Шел уже восьмой час, когда Адам вспомнил о свидании в американском баре. Здесь тоже, разумеется, была давка. Сюда заглядывали и гонщики — розовые после ванны, в смокингах и белых крахмальных рубашках, каждый со своей свитой поклонников. Адам протолкался к стойке.
— Вы тут не видели пьяного майора? — спросил он.
— Еще чего, — фыркнула буфетчица. — А и увидела бы, так не стала бы обслуживать. В моем баре таким не место. Выдумали тоже!
— Сейчас-то он, может быть, не пьяный. Но скажите, вы здесь не видели такого толстого краснолицего мужчину с моноклем и усы подкручены вверх?
— Был тут недавно такой. Он что, ваш приятель?
— Мне необходимо с ним повидаться.
— Так я вам вот что скажу — вы приглядывайте за ним получше и больше его сюда не водите. Что он тут только вытворял — страшное дело. Два стакана разбил, к посетителям цеплялся. В руке у него было три, не то четыре фунтовые бумажки. Он все махал ими и приговаривал: «Каков анекдот? Я нынче встретил одного остолопа. Я ему должен тридцать пять тысяч, а он меня ссудил пятеркой». Ну разве можно так говорить при посторонних, а? Он минут десять как ушел. Я рада-радешенька была, что наконец убрался, честное слово.
— Он в самом деле так сказал — что встретил одного остолопа?
— Сто раз повторил, пока здесь околачивался, даже надоело.
Но Адам, едва выйдя из бара, увидел майора, появившегося из мужской уборной. Он шел не спеша и смотрел на Адама пустым, остекленелым взглядом.
— Эй! — крикнул Адам. — Эй!
— Здравия желаю, — холодно отозвался пьяный майор.

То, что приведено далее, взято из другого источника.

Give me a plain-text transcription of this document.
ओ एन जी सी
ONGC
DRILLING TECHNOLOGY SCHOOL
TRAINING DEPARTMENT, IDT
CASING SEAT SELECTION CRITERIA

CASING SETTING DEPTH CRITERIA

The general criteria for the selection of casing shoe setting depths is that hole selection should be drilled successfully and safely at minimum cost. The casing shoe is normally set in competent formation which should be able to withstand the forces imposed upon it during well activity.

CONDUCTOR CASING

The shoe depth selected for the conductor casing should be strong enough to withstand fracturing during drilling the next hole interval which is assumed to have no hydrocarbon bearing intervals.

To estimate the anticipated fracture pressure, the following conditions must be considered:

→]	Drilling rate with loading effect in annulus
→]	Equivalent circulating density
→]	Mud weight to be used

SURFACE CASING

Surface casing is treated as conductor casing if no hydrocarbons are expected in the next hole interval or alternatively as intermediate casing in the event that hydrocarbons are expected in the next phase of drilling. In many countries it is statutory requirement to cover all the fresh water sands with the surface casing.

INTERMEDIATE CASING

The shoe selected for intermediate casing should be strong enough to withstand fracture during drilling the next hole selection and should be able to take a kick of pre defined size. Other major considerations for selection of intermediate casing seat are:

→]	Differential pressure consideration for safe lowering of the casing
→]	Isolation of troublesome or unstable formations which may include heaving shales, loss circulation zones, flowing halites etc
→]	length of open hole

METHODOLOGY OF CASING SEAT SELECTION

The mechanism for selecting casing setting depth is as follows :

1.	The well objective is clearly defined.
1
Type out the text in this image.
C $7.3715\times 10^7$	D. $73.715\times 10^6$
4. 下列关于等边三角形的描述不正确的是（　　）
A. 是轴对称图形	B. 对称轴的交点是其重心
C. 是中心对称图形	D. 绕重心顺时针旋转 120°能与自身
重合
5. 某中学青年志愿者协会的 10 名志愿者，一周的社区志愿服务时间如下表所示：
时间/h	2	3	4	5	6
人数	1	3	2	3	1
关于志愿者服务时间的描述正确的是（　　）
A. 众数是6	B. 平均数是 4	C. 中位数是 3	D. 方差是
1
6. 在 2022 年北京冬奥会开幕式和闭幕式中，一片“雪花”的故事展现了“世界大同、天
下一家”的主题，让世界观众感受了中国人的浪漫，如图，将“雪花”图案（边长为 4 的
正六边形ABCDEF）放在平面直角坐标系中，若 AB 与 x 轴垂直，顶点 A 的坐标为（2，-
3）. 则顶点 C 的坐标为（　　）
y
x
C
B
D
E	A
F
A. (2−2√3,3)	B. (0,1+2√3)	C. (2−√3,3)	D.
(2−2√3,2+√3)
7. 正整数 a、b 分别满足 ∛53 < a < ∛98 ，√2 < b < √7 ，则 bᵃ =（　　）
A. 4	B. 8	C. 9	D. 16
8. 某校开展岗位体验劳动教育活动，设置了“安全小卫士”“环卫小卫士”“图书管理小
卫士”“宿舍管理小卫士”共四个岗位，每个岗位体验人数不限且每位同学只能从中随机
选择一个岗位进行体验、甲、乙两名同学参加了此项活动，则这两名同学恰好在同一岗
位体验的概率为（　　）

— Ну как? — сказал Адам. — Относительно моих тридцати пяти тысяч?
Пьяный майор остановился и поправил монокль.
— Тридцать пять тысяч и пять фунтов, — сказал он. — Что именно вас интересует?
— Ну хотя бы где они?
— Место надежное. Английское Объединение Национальных и Провинциальных банков. Компания безупречно честная и платежеспособная. Я бы им и больше доверил, если б имел. Я бы им миллион доверил, клянусь честью. Понимаете, любезный, одна из этих старых почтенных фирм. Теперь таких не делают. Этому банку я бы доверил жену и детей… Вы не думайте, дорогой, что я вложил ваши деньги куда попало… Пора бы вам меня знать…
— Ну конечно, конечно. Вы страшно добры, что так о них позаботились… и вы обещали сегодня вечером дать мне чек. Неужели не помните?
Пьяный майор поглядел на него хитрым взглядом.